Beni ilgilendirmez. Hatta İzban'dan inip, vapura da bineceksin.
Yapma, etme diyecek olduk ki, 
Ben seni otobüsten indirip izban'a bindirmeyi,
İzban'dan indirip, metro'ya seğirtmeyi,
Metro'dan indirip, otobüse bindirmeyi,
Otobüsten indirip vapura koşturmayı çok iyi bilirim.

... Ve hatta çok kafamı kızdırırsan, seni 90 dakika indi – bindi manyağı bile yaparım. Bir kere basıyorsun, 90 dakika biniyorsun, sen daha ne istiyorsun" dediler:
Dediler ve bir hafta önce "İzmir'de trafik düğümü çözülecek" projesi ile İzmir trafiğini kentin tarihinde görülmemiş şekilde düğümlediler.
Öncelikle şunu bilmenizi isterim ki;
Aktarma otobüslerinde, İzban'da, metro'da, vapurda vatandaşlar kulaklarınızı bol bol, ama gerçekten bol bol çınlatıyorlar. Mutlaka duyuyorsunuzdur. Çınlamıyorsa da bir kulak doktoruna görünün, çünkü kulaklarınızda bir problem var demektir.

Ey kendini halkçı zannedip, halktan yana olduklarını iddia eden efendiler;
bu kentin insanı hiçbir dönemde bu kadar perişan edilmedi.
Be kardeşim, hayatında hiç mi herhangi bir toplu ulaşım aracı ile işine gitmedin, hiç mi evine dönmedin?

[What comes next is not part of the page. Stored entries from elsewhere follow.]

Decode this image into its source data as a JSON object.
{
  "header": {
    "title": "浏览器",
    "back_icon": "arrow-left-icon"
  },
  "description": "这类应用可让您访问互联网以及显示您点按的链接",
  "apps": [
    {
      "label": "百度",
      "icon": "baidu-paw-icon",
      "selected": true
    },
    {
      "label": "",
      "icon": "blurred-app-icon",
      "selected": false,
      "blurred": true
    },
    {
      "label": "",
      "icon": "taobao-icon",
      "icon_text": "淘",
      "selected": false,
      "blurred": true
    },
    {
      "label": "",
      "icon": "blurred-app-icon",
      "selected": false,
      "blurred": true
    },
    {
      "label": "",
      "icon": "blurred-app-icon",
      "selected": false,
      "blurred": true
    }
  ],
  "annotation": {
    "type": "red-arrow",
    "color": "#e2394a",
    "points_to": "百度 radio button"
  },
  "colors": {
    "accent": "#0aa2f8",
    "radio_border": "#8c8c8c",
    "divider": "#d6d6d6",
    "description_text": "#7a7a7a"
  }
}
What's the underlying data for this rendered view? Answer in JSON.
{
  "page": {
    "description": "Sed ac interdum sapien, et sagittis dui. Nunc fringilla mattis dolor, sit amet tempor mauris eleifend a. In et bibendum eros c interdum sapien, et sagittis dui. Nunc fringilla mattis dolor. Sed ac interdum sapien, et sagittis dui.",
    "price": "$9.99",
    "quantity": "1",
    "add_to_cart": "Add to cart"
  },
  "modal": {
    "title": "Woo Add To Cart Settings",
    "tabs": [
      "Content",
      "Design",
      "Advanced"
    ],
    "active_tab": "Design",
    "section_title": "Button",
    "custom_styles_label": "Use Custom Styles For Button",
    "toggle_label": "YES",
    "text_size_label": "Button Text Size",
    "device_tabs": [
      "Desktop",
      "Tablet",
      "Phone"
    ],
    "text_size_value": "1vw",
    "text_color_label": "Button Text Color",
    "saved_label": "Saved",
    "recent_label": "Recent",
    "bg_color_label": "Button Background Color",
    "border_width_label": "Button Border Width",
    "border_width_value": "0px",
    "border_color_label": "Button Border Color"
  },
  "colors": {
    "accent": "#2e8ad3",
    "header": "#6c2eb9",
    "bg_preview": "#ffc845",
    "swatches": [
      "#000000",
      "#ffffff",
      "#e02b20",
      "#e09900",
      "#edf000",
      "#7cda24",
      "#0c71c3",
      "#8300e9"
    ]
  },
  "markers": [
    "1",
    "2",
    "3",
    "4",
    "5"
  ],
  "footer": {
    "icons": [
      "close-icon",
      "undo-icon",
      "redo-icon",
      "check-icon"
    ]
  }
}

Makam araçlarınız bu kadar mı tatlı, bu kadar mı rahat. Ne olurdu bu "dahihane" buluşunuzu uygulamaya koymadan önce otobüse, İzban'a, Metroya, vapura binerek bir günlüğüne de olsa işine gidip, evinize dönseydiniz. İnanın bana bir yerlerinizden bir şeyleriniz eksilmezdi. Ama bu kentlinin neler çektiğini anlardınız. 
Üç tane ulaşım aracı bekleyen bir kişinin en az 45 dakika durakta "ağaç" olduğundan haberiniz yok mu? Yolculuk sürelerini de ilave ettiğinizde insanların 2 saatte işlerine ulaştıklarını, yine 2 saatte evlerine döndüklerini kestiremiyor musunuz?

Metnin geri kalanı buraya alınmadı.